Surely there is no true competition? So if you’re the DA, shouldn’t you be less worried about general criticism (for we can all see the truth, or at least read it in the newspapers) and be more worried about national mobilisation? The answer is not to wage a redundant war, but rather to uplift the majority of the citizens of South Africa, who have been bribed and falsely misled and strive to take them out of the obscurity in which they find themselves in the new South Africa.

What does all this political jibber jabber mean? Simply put- solidarity. That is all we can ask for as citizens of South Africa- that our leadership share a unified vision when it comes to matters of true importance. And an important place  to start would be the way in which our nation presents itself and deals with the rest of the planet.

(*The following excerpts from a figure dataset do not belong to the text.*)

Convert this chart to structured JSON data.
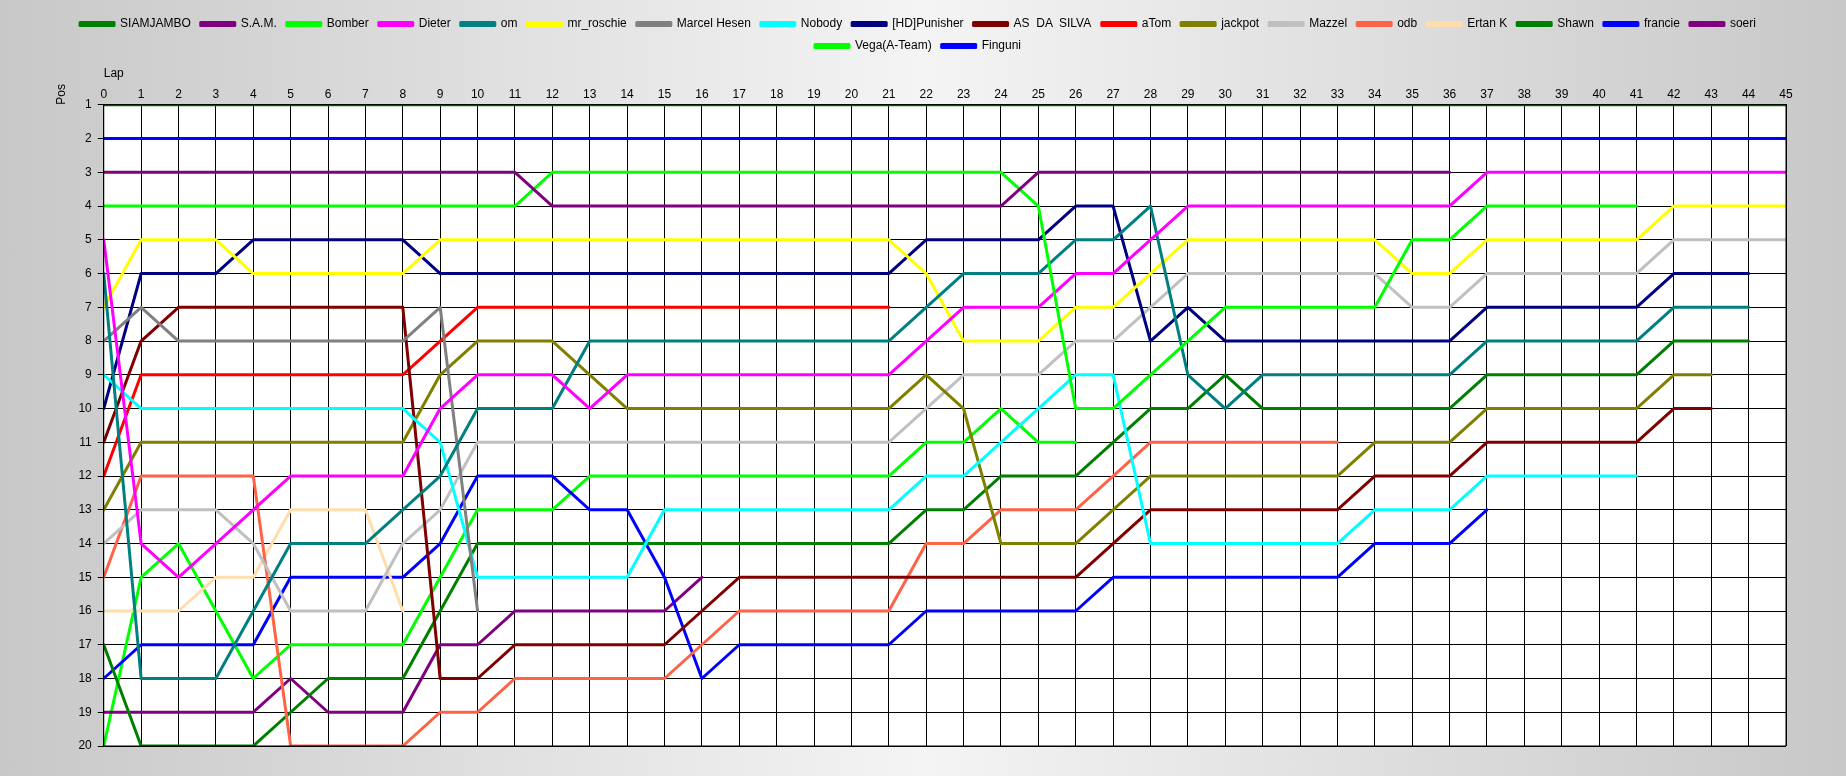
{
  "chart_data": {
    "type": "line",
    "xlabel": "Lap",
    "ylabel": "Pos",
    "x": [
      0,
      1,
      2,
      3,
      4,
      5,
      6,
      7,
      8,
      9,
      10,
      11,
      12,
      13,
      14,
      15,
      16,
      17,
      18,
      19,
      20,
      21,
      22,
      23,
      24,
      25,
      26,
      27,
      28,
      29,
      30,
      31,
      32,
      33,
      34,
      35,
      36,
      37,
      38,
      39,
      40,
      41,
      42,
      43,
      44,
      45
    ],
    "xlim": [
      0,
      45
    ],
    "xticks": [
      0,
      1,
      2,
      3,
      4,
      5,
      6,
      7,
      8,
      9,
      10,
      11,
      12,
      13,
      14,
      15,
      16,
      17,
      18,
      19,
      20,
      21,
      22,
      23,
      24,
      25,
      26,
      27,
      28,
      29,
      30,
      31,
      32,
      33,
      34,
      35,
      36,
      37,
      38,
      39,
      40,
      41,
      42,
      43,
      44,
      45
    ],
    "ylim": [
      20,
      1
    ],
    "yticks": [
      1,
      2,
      3,
      4,
      5,
      6,
      7,
      8,
      9,
      10,
      11,
      12,
      13,
      14,
      15,
      16,
      17,
      18,
      19,
      20
    ],
    "grid": true,
    "legend": "top",
    "marker": "none",
    "line_style": "solid",
    "series": [
      {
        "name": "SIAMJAMBO",
        "color": "#008000",
        "values": [
          1,
          1,
          1,
          1,
          1,
          1,
          1,
          1,
          1,
          1,
          1,
          1,
          1,
          1,
          1,
          1,
          1,
          1,
          1,
          1,
          1,
          1,
          1,
          1,
          1,
          1,
          1,
          1,
          1,
          1,
          1,
          1,
          1,
          1,
          1,
          1,
          1,
          1,
          1,
          1,
          1,
          1,
          1,
          1,
          1,
          1
        ]
      },
      {
        "name": "S.A.M.",
        "color": "#800080",
        "values": [
          3,
          3,
          3,
          3,
          3,
          3,
          3,
          3,
          3,
          3,
          3,
          3,
          4,
          4,
          4,
          4,
          4,
          4,
          4,
          4,
          4,
          4,
          4,
          4,
          4,
          3,
          3,
          3,
          3,
          3,
          3,
          3,
          3,
          3,
          3,
          3,
          3,
          null,
          null,
          null,
          null,
          null,
          null,
          null,
          null,
          null
        ]
      },
      {
        "name": "Bomber",
        "color": "#00ff00",
        "values": [
          4,
          4,
          4,
          4,
          4,
          4,
          4,
          4,
          4,
          4,
          4,
          4,
          3,
          3,
          3,
          3,
          3,
          3,
          3,
          3,
          3,
          3,
          3,
          3,
          3,
          4,
          10,
          10,
          9,
          8,
          7,
          7,
          7,
          7,
          7,
          5,
          5,
          4,
          4,
          4,
          4,
          4,
          null,
          null,
          null,
          null
        ]
      },
      {
        "name": "Dieter",
        "color": "#ff00ff",
        "values": [
          5,
          14,
          15,
          14,
          13,
          12,
          12,
          12,
          12,
          10,
          9,
          9,
          9,
          10,
          9,
          9,
          9,
          9,
          9,
          9,
          9,
          9,
          8,
          7,
          7,
          7,
          6,
          6,
          5,
          4,
          4,
          4,
          4,
          4,
          4,
          4,
          4,
          3,
          3,
          3,
          3,
          3,
          3,
          3,
          3,
          3
        ]
      },
      {
        "name": "om",
        "color": "#008080",
        "values": [
          6,
          18,
          18,
          18,
          16,
          14,
          14,
          14,
          13,
          12,
          10,
          10,
          10,
          8,
          8,
          8,
          8,
          8,
          8,
          8,
          8,
          8,
          7,
          6,
          6,
          6,
          5,
          5,
          4,
          9,
          10,
          9,
          9,
          9,
          9,
          9,
          9,
          8,
          8,
          8,
          8,
          8,
          7,
          7,
          7,
          null
        ]
      },
      {
        "name": "mr_roschie",
        "color": "#ffff00",
        "values": [
          7,
          5,
          5,
          5,
          6,
          6,
          6,
          6,
          6,
          5,
          5,
          5,
          5,
          5,
          5,
          5,
          5,
          5,
          5,
          5,
          5,
          5,
          6,
          8,
          8,
          8,
          7,
          7,
          6,
          5,
          5,
          5,
          5,
          5,
          5,
          6,
          6,
          5,
          5,
          5,
          5,
          5,
          4,
          4,
          4,
          4
        ]
      },
      {
        "name": "Marcel Hesen",
        "color": "#808080",
        "values": [
          8,
          7,
          8,
          8,
          8,
          8,
          8,
          8,
          8,
          7,
          16,
          null,
          null,
          null,
          null,
          null,
          null,
          null,
          null,
          null,
          null,
          null,
          null,
          null,
          null,
          null,
          null,
          null,
          null,
          null,
          null,
          null,
          null,
          null,
          null,
          null,
          null,
          null,
          null,
          null,
          null,
          null,
          null,
          null,
          null,
          null
        ]
      },
      {
        "name": "Nobody",
        "color": "#00ffff",
        "values": [
          9,
          10,
          10,
          10,
          10,
          10,
          10,
          10,
          10,
          11,
          15,
          15,
          15,
          15,
          15,
          13,
          13,
          13,
          13,
          13,
          13,
          13,
          12,
          12,
          11,
          10,
          9,
          9,
          14,
          14,
          14,
          14,
          14,
          14,
          13,
          13,
          13,
          12,
          12,
          12,
          12,
          12,
          null,
          null,
          null,
          null
        ]
      },
      {
        "name": "[HD]Punisher",
        "color": "#000080",
        "values": [
          10,
          6,
          6,
          6,
          5,
          5,
          5,
          5,
          5,
          6,
          6,
          6,
          6,
          6,
          6,
          6,
          6,
          6,
          6,
          6,
          6,
          6,
          5,
          5,
          5,
          5,
          4,
          4,
          8,
          7,
          8,
          8,
          8,
          8,
          8,
          8,
          8,
          7,
          7,
          7,
          7,
          7,
          6,
          6,
          6,
          null
        ]
      },
      {
        "name": "AS  DA  SILVA",
        "color": "#800000",
        "values": [
          11,
          8,
          7,
          7,
          7,
          7,
          7,
          7,
          7,
          18,
          18,
          17,
          17,
          17,
          17,
          17,
          16,
          15,
          15,
          15,
          15,
          15,
          15,
          15,
          15,
          15,
          15,
          14,
          13,
          13,
          13,
          13,
          13,
          13,
          12,
          12,
          12,
          11,
          11,
          11,
          11,
          11,
          10,
          10,
          null,
          null
        ]
      },
      {
        "name": "aTom",
        "color": "#ff0000",
        "values": [
          12,
          9,
          9,
          9,
          9,
          9,
          9,
          9,
          9,
          8,
          7,
          7,
          7,
          7,
          7,
          7,
          7,
          7,
          7,
          7,
          7,
          7,
          null,
          null,
          null,
          null,
          null,
          null,
          null,
          null,
          null,
          null,
          null,
          null,
          null,
          null,
          null,
          null,
          null,
          null,
          null,
          null,
          null,
          null,
          null,
          null
        ]
      },
      {
        "name": "jackpot",
        "color": "#808000",
        "values": [
          13,
          11,
          11,
          11,
          11,
          11,
          11,
          11,
          11,
          9,
          8,
          8,
          8,
          9,
          10,
          10,
          10,
          10,
          10,
          10,
          10,
          10,
          9,
          10,
          14,
          14,
          14,
          13,
          12,
          12,
          12,
          12,
          12,
          12,
          11,
          11,
          11,
          10,
          10,
          10,
          10,
          10,
          9,
          9,
          null,
          null
        ]
      },
      {
        "name": "Mazzel",
        "color": "#c0c0c0",
        "values": [
          14,
          13,
          13,
          13,
          14,
          16,
          16,
          16,
          14,
          13,
          11,
          11,
          11,
          11,
          11,
          11,
          11,
          11,
          11,
          11,
          11,
          11,
          10,
          9,
          9,
          9,
          8,
          8,
          7,
          6,
          6,
          6,
          6,
          6,
          6,
          7,
          7,
          6,
          6,
          6,
          6,
          6,
          5,
          5,
          5,
          5
        ]
      },
      {
        "name": "odb",
        "color": "#ff6347",
        "values": [
          15,
          12,
          12,
          12,
          12,
          20,
          20,
          20,
          20,
          19,
          19,
          18,
          18,
          18,
          18,
          18,
          17,
          16,
          16,
          16,
          16,
          16,
          14,
          14,
          13,
          13,
          13,
          12,
          11,
          11,
          11,
          11,
          11,
          11,
          null,
          null,
          null,
          null,
          null,
          null,
          null,
          null,
          null,
          null,
          null,
          null
        ]
      },
      {
        "name": "Ertan K",
        "color": "#ffdead",
        "values": [
          16,
          16,
          16,
          15,
          15,
          13,
          13,
          13,
          16,
          null,
          null,
          null,
          null,
          null,
          null,
          null,
          null,
          null,
          null,
          null,
          null,
          null,
          null,
          null,
          null,
          null,
          null,
          null,
          null,
          null,
          null,
          null,
          null,
          null,
          null,
          null,
          null,
          null,
          null,
          null,
          null,
          null,
          null,
          null,
          null,
          null
        ]
      },
      {
        "name": "Shawn",
        "color": "#008000",
        "values": [
          17,
          20,
          20,
          20,
          20,
          19,
          18,
          18,
          18,
          16,
          14,
          14,
          14,
          14,
          14,
          14,
          14,
          14,
          14,
          14,
          14,
          14,
          13,
          13,
          12,
          12,
          12,
          11,
          10,
          10,
          9,
          10,
          10,
          10,
          10,
          10,
          10,
          9,
          9,
          9,
          9,
          9,
          8,
          8,
          8,
          null
        ]
      },
      {
        "name": "francie",
        "color": "#0000ff",
        "values": [
          18,
          17,
          17,
          17,
          17,
          15,
          15,
          15,
          15,
          14,
          12,
          12,
          12,
          13,
          13,
          15,
          18,
          17,
          17,
          17,
          17,
          17,
          16,
          16,
          16,
          16,
          16,
          15,
          15,
          15,
          15,
          15,
          15,
          15,
          14,
          14,
          14,
          13,
          null,
          null,
          null,
          null,
          null,
          null,
          null,
          null
        ]
      },
      {
        "name": "soeri",
        "color": "#800080",
        "values": [
          19,
          19,
          19,
          19,
          19,
          18,
          19,
          19,
          19,
          17,
          17,
          16,
          16,
          16,
          16,
          16,
          15,
          null,
          null,
          null,
          null,
          null,
          null,
          null,
          null,
          null,
          null,
          null,
          null,
          null,
          null,
          null,
          null,
          null,
          null,
          null,
          null,
          null,
          null,
          null,
          null,
          null,
          null,
          null,
          null,
          null
        ]
      },
      {
        "name": "Vega(A-Team)",
        "color": "#00ff00",
        "values": [
          20,
          15,
          14,
          16,
          18,
          17,
          17,
          17,
          17,
          15,
          13,
          13,
          13,
          12,
          12,
          12,
          12,
          12,
          12,
          12,
          12,
          12,
          11,
          11,
          10,
          11,
          11,
          null,
          null,
          null,
          null,
          null,
          null,
          null,
          null,
          null,
          null,
          null,
          null,
          null,
          null,
          null,
          null,
          null,
          null,
          null
        ]
      },
      {
        "name": "Finguni",
        "color": "#0000ff",
        "values": [
          2,
          2,
          2,
          2,
          2,
          2,
          2,
          2,
          2,
          2,
          2,
          2,
          2,
          2,
          2,
          2,
          2,
          2,
          2,
          2,
          2,
          2,
          2,
          2,
          2,
          2,
          2,
          2,
          2,
          2,
          2,
          2,
          2,
          2,
          2,
          2,
          2,
          2,
          2,
          2,
          2,
          2,
          2,
          2,
          2,
          2
        ]
      }
    ]
  }
}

So when Cape Town Mayor Patricia de Lille makes the decision to honour the Obamas in recognition of their inspirational example, the ANC does little for us when they throw their toys out the cot about it, especially when the “First couple” have already accepted the honour. Whether or not it’s a plot by the DA to distract us from the shaky situation in the Western Cape, as the Western Cape ANC claim, or it is a last minute move to ensure the Obamas take a view of  Table Mountain so the mother city gets its due attention during Obama’s pending trip to South Africa, we  must present a solid front when we deal with rest of the world.

Continuous disagreements among our political leadership create inconsistencies. Inconsistencies create global distrust in the long term. So the current state of our national politics may be more dangerous then it seems. With that said, Let them fight in the national assembly and fight in the councils, fight– because that’s democracy. But the ANC and the DA will have to agree on something if the Republic is to move forward in the strength and solidarity it needs to reach its potential.

The Obama’s will pay official state visits to Senegal, South Africa, and Tanzania from June 26 to July 3 to strengthen “economic growth, investment, and trade”.